I believe that those two examples are just extreme cases of non-programming goats. Actually, I believe that they are so far up the goat end of the sheep-goat spectrum to qualify as members of the Arian-goat race.

Yet they and people like them who are simply incapable of programming have managed to coast by, jumping from ship to ship taking away padded résumés and leaving unmaintainable rubbles of code in their wake. The saddest thing is that many of them end up becoming beneficiaries of the Dilbert Principle, probably leading them to hire even more goats since they wouldn’t know any better, and the vicious cycle would continue.

Visual Basic and its ilk of RAD tools weren’t the only culprits that enabled the goats to masquerade as sheep, but they certainly helped.

But goats in sheep’s clothing aside, the damage was also extended to those who could actually program to save their lives. Most developers who stayed within the safety of the Visual Basic bubble were insulated from ever having to know about such trivia as the differences between the stack and the heap, how pointers work, the trade-offs between garbage collection and reference counting, or that reference counting even existed.
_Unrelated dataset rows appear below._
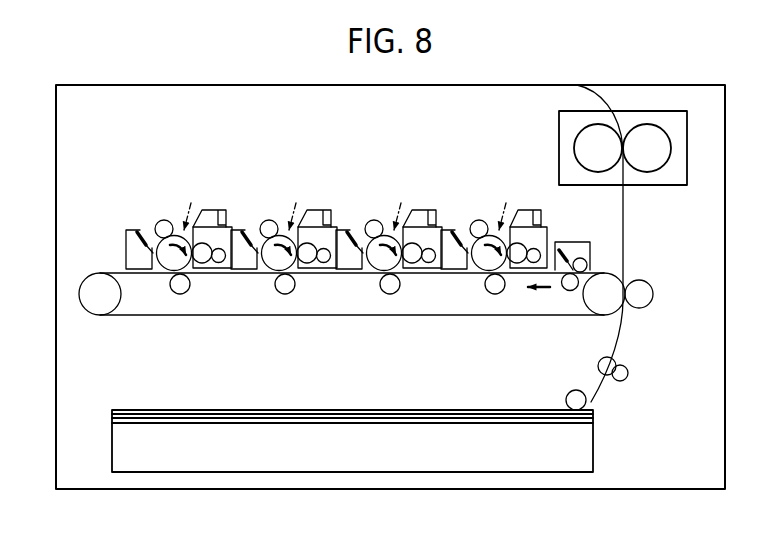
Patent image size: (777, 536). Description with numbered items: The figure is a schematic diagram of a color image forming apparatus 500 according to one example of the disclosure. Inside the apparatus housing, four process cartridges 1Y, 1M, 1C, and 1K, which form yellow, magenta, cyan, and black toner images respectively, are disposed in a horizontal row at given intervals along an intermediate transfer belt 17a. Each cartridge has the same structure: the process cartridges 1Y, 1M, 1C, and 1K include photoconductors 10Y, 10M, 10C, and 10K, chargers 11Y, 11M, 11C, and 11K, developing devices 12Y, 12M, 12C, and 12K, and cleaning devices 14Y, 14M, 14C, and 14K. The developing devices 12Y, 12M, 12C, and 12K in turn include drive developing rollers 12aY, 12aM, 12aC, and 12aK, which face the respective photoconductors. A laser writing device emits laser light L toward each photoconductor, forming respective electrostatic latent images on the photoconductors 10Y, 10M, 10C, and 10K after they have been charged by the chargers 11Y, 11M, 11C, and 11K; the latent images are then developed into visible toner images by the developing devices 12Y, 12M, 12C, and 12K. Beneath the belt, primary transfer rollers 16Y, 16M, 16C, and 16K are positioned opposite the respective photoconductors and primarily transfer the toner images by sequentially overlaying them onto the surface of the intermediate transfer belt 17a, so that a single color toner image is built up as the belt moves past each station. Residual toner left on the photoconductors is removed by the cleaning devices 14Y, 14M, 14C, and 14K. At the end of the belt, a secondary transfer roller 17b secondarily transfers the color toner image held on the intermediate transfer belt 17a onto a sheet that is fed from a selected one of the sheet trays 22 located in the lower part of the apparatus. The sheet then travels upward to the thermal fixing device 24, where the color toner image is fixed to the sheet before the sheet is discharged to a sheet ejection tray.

The color image forming apparatus 500 is at (631, 81).
The process cartridge 1K is at (172, 206).
The process cartridge 1C is at (279, 206).
The process cartridge 1M is at (385, 206).
The process cartridge 1Y is at (490, 206).
The photoconductor 10K is at (186, 268).
The photoconductor 10C is at (291, 268).
The photoconductor 10M is at (396, 268).
The photoconductor 10Y is at (500, 268).
The charger 11K is at (160, 220).
The charger 11C is at (268, 220).
The charger 11M is at (373, 220).
The charger 11Y is at (478, 220).
The developing device 12K is at (213, 231).
The developing device 12C is at (318, 231).
The developing device 12M is at (424, 231).
The developing device 12Y is at (529, 231).
The drive developing roller 12aK is at (207, 262).
The drive developing roller 12aC is at (312, 262).
The drive developing roller 12aM is at (417, 262).
The drive developing roller 12aY is at (522, 262).
The cleaning device 14K is at (126, 243).
The cleaning device 14C is at (242, 230).
The cleaning device 14M is at (348, 230).
The cleaning device 14Y is at (453, 230).
The primary transfer roller 16K is at (179, 294).
The primary transfer roller 16C is at (284, 294).
The primary transfer roller 16M is at (389, 294).
The primary transfer roller 16Y is at (494, 294).
The intermediate transfer belt 17a is at (152, 275).
The secondary transfer roller 17b is at (653, 294).
The sheet tray 22 is at (593, 443).
The thermal fixing device 24 is at (663, 186).
The laser light L is at (347, 210).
The problem is that these trivia do still matter:

Life just gets messier and messier down here in byte-land. Aren’t you glad you don’t have to write in C anymore? We have all these great languages like Perl and Java and VB and XSLT that never make you think of anything like this, they just deal with it, somehow. But occasionally, the plumbing infrastructure sticks up in the middle of the living room, and we have to think about whether to use a String class or a StringBuilder class, or some such distinction, because the compiler is still not smart enough to understand everything about what we’re trying to accomplish and is trying to help us not write inadvertent Shlemiel the Painter algorithms.

-Joel Spolsky, “Back to Basics

Ignorance of byte-land isn’t something unique to Visual Basic, but there seems to be something about Visual Basic of old that encouraged this type of ignorance. Maybe it was because the abstraction was near leak-free, or maybe it was the IDE that tucked away the details too neatly, or maybe it was the poor design of the language itself, or maybe it was the tiering of developers into the component developers caste that did all the bit twiddling and the application developers caste that did all the dragging and dropping.

In Conclusion

Whatever the reasons were, and whatever the actual scope of this ignorance of byte-land was, it left a lasting impression among the curly-bracers that borders on being a full-blown stereotype: Visual Basic programmers don’t know the basics.

This stereotype is harsh, unfair, and is often too quickly applied to Visual Basic programmers in our community, and I would personally like to see much less of it. But maybe you can now better understand the reasoning behind it.